1 숫자 필기(MNIST) 데이터

필기숫자 인식 데이터는 Yann LeCun 웹사이트에서 다운로드 받을 수도 있고, 캐글 숫자인식기(Digit Recognizer) 웹사이트에서도 다운로드 받을 수 있고, keras 팩키지를 설치하면 팩키지 내부에 dataset_mnist() 함수를 통해 데이터를 불러올 수 있다.

2 숫자 필기 인식기 개발¹

2.1 데이터 가져오기

요즘들어 R 팩키지가 개발되면 유의미한 데이터를 포함시키는 경향이 있다. keras 팩키지에도 숫자 필기(MNIST) 데이터가 포함되어 있다. ? dataset_mnist() 명령어를 실행하면 자세한 데이터에 대한 내용을 확인할 수 있다.

# 0. 환경설치 -------------------------------------
library(keras)
library(tidyverse)

# 1. 데이터 불러오기 -------------------------------------
mnist_lst <- dataset_mnist()

# str(mnist_lst)

str(mnist_lst) 명령어로 리스트 형태로 train, test로 구분되어 있음이 확인된다.

2.2 데이터 살펴보기

관심이 있는 것은 필기숫자 데이터를 맞추는 것이다. 따라서 훈련데이터에 필기숫자 데이터가 0 – 9 까지 몇개나 되는지 살펴보고, 표본으로 50개를 뽑아 그래프로 그려본다. display_digit 함수는 사람이 이해하기 쉬운 형태 이미지로 시각화하기 위해 필요한 기능을 담고 있다.

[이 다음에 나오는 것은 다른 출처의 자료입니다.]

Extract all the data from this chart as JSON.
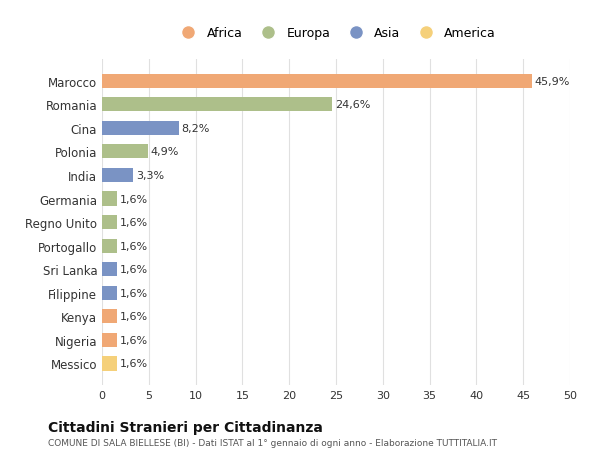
{
  "countries": [
    "Marocco",
    "Romania",
    "Cina",
    "Polonia",
    "India",
    "Germania",
    "Regno Unito",
    "Portogallo",
    "Sri Lanka",
    "Filippine",
    "Kenya",
    "Nigeria",
    "Messico"
  ],
  "values": [
    45.9,
    24.6,
    8.2,
    4.9,
    3.3,
    1.6,
    1.6,
    1.6,
    1.6,
    1.6,
    1.6,
    1.6,
    1.6
  ],
  "labels": [
    "45,9%",
    "24,6%",
    "8,2%",
    "4,9%",
    "3,3%",
    "1,6%",
    "1,6%",
    "1,6%",
    "1,6%",
    "1,6%",
    "1,6%",
    "1,6%",
    "1,6%"
  ],
  "continents": [
    "Africa",
    "Europa",
    "Asia",
    "Europa",
    "Asia",
    "Europa",
    "Europa",
    "Europa",
    "Asia",
    "Asia",
    "Africa",
    "Africa",
    "America"
  ],
  "continent_colors": {
    "Africa": "#F0A875",
    "Europa": "#ADBF8A",
    "Asia": "#7A93C4",
    "America": "#F5D07A"
  },
  "legend_order": [
    "Africa",
    "Europa",
    "Asia",
    "America"
  ],
  "title": "Cittadini Stranieri per Cittadinanza",
  "subtitle": "COMUNE DI SALA BIELLESE (BI) - Dati ISTAT al 1° gennaio di ogni anno - Elaborazione TUTTITALIA.IT",
  "xlim": [
    0,
    50
  ],
  "xticks": [
    0,
    5,
    10,
    15,
    20,
    25,
    30,
    35,
    40,
    45,
    50
  ],
  "background_color": "#FFFFFF",
  "grid_color": "#E0E0E0"
}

# 2. 탐색적 데이터 분석 ----------------------------------
## 2.1. 사람손으로 쓴 손글씨 숫자 
mnist_lst$train$y %>% as_tibble() %>% 
  ggplot(aes(x=as.factor(value), fill=as.factor(value))) +
    geom_bar(stat="count") +
    scale_y_continuous(labels = scales::comma) +
    theme_bw(base_family = "AppleGothic") +
    labs(title="필기 숫자 훈련데이터 ", x="숫자", y="빈도수", fill="") +
    theme(legend.position = "right")

## 2.2. 사람손으로 쓴 손글씨 숫자 시각화
mnist_smpl <- mnist_lst$train$x %>% tbl_df() %>% 
    sample_n(50)

par(mfrow=c(5,10), mar=c(0.1,0.1,0.1,0.1))

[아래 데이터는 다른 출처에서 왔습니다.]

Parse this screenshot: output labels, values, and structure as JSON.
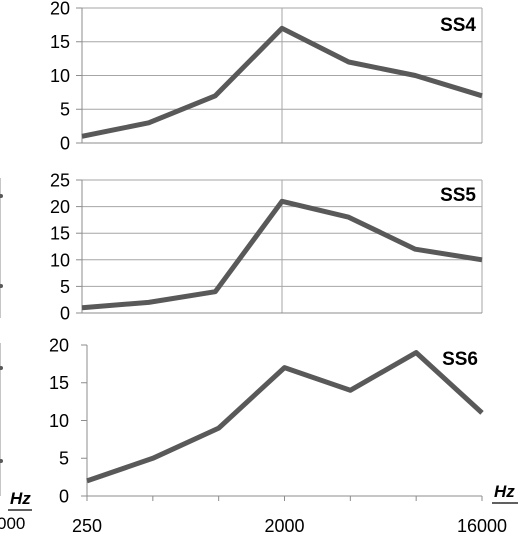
{
  "chart_data": [
    {
      "type": "line",
      "title": "SS4",
      "xlabel": "",
      "ylabel": "",
      "x_ticks": [
        "",
        "",
        "",
        "",
        "",
        "",
        ""
      ],
      "y_ticks": [
        "0",
        "5",
        "10",
        "15",
        "20"
      ],
      "ylim": [
        0,
        20
      ],
      "grid": true,
      "series": [
        {
          "values": [
            1,
            3,
            7,
            17,
            12,
            10,
            7
          ]
        }
      ]
    },
    {
      "type": "line",
      "title": "SS5",
      "xlabel": "",
      "ylabel": "",
      "x_ticks": [
        "",
        "",
        "",
        "",
        "",
        "",
        ""
      ],
      "y_ticks": [
        "0",
        "5",
        "10",
        "15",
        "20",
        "25"
      ],
      "ylim": [
        0,
        25
      ],
      "grid": true,
      "series": [
        {
          "values": [
            1,
            2,
            4,
            21,
            18,
            12,
            10
          ]
        }
      ]
    },
    {
      "type": "line",
      "title": "SS6",
      "xlabel": "Hz",
      "ylabel": "",
      "x_ticks": [
        "250",
        "",
        "",
        "2000",
        "",
        "",
        "16000"
      ],
      "y_ticks": [
        "0",
        "5",
        "10",
        "15",
        "20"
      ],
      "ylim": [
        0,
        20
      ],
      "grid": false,
      "series": [
        {
          "values": [
            2,
            5,
            9,
            17,
            14,
            19,
            11
          ]
        }
      ]
    }
  ],
  "left_fragment": {
    "axis_label": "Hz",
    "tick_label": "000"
  },
  "colors": {
    "series": "#595959",
    "grid": "#a6a6a6",
    "axis": "#8c8c8c"
  }
}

display_digit <- function(input){
    m <- matrix(unlist(input), nrow = 28, byrow = FALSE)
    m <- t(apply(m, 2, rev))
    image(m, col=grey.colors(255), axes=FALSE)
}

for(i in 1:50) {
    display_digit(mnist_smpl[i,])
}

2.3 데이터 전처리

딥러닝 모형학습 전에 데이터를 훈련데이터와 검증데이터로 구분한다. dataset_mnist() 원본 데이터가 훈련과 검증 데이터로 구분이 되어 있어 이를 활용한다. 그리고, 기계학습을 위해 정규화 과정을 거친다. dataset_mnist() 데이터가 2D 이차원 배열이라, 이를 1차원 배열로 바꾸고 나서 255로 나눠 0 – 1 사이 값으로 정규화시킨다.

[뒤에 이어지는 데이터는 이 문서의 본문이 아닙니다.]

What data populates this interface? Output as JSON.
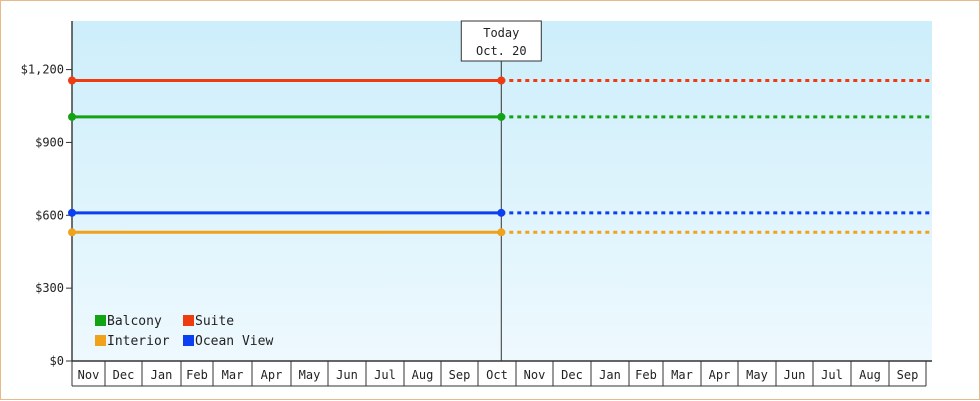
{
  "chart_data": {
    "type": "line",
    "title": "",
    "xlabel": "",
    "ylabel": "",
    "ylim": [
      0,
      1400
    ],
    "yticks": [
      0,
      300,
      600,
      900,
      1200
    ],
    "ytick_labels": [
      "$0",
      "$300",
      "$600",
      "$900",
      "$1,200"
    ],
    "x_months": [
      "Nov",
      "Dec",
      "Jan",
      "Feb",
      "Mar",
      "Apr",
      "May",
      "Jun",
      "Jul",
      "Aug",
      "Sep",
      "Oct",
      "Nov",
      "Dec",
      "Jan",
      "Feb",
      "Mar",
      "Apr",
      "May",
      "Jun",
      "Jul",
      "Aug",
      "Sep"
    ],
    "today": {
      "label_line1": "Today",
      "label_line2": "Oct. 20",
      "month_index": 11
    },
    "series": [
      {
        "name": "Suite",
        "color": "#ee3b0f",
        "start_value": 1155,
        "today_value": 1155,
        "projection_value": 1155
      },
      {
        "name": "Balcony",
        "color": "#13a313",
        "start_value": 1005,
        "today_value": 1005,
        "projection_value": 1005
      },
      {
        "name": "Ocean View",
        "color": "#0b3ff2",
        "start_value": 610,
        "today_value": 610,
        "projection_value": 610
      },
      {
        "name": "Interior",
        "color": "#f0a21a",
        "start_value": 530,
        "today_value": 530,
        "projection_value": 530
      }
    ],
    "legend": {
      "placement": "bottom-left",
      "order": [
        "Balcony",
        "Suite",
        "Interior",
        "Ocean View"
      ]
    },
    "grid": false,
    "background_gradient": [
      "#cdeefb",
      "#eef9fe"
    ]
  }
}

훈련데이터로 60,000 개 데이터, 검증데이터로 10,000 개 데이터가 준비되었다. to_categorical() 함수를 통해 종속변수를 One-Hot 인코딩 가변수 변환시킨다.

# 3. 훈련/학습 데이터 분할 ----------------------------------

# 훈련데이터
train_x <- mnist_lst$train$x
train_y <- mnist_lst$train$y

# 검증데이터
test_x <- mnist_lst$test$x
test_y <- mnist_lst$test$y

# 4. 데이터 전처리 ----------------------------------
## 데이터 정규화(2D 배열 --> 1D 배열)
train_x <- array(as.numeric(train_x), dim = c(dim(train_x)[[1]], 784))
test_x <- array(as.numeric(test_x), dim = c(dim(test_x)[[1]], 784))

# RGB 값을 [0,1] 범위로 변환
train_x <- train_x / 255
test_x <- test_x / 255

cat(dim(train_x)[[1]], '개: 훈련표본\n') #60000 훈련표본

60000 개: 훈련표본

cat(dim(test_x)[[1]], '개: 검증표본\n') #10000 검증표본

10000 개: 검증표본

## 종속변수 가변수 변환
train_y <- to_categorical(train_y, 10)
test_y  <- to_categorical(test_y, 10)

2.4 딥러닝 모형 적합/훈련

훈련데이터와 검증데이터가 모두 준비되었으니, 모형을 초기화하고, 3층 구성을 갖는 신경망 모형을 준비한다. 더불어 손실함수와 측도도 함께 정의한후 fit 함수를 통해 준비한 신경망을 학습시킨다.

신경망 아키텍쳐

중간 dropout 계층과 128개 뉴런을 갖는 계층을 제외하면 이미지(\(28\times 28 = 784\)) 픽셀을 입력으로 받아 256 뉴런에 넣는 계층 하나와 출력으로 0–9까지 숫자 10개 라벨을 갖는 출력 계층으로 단순화할 수 있다.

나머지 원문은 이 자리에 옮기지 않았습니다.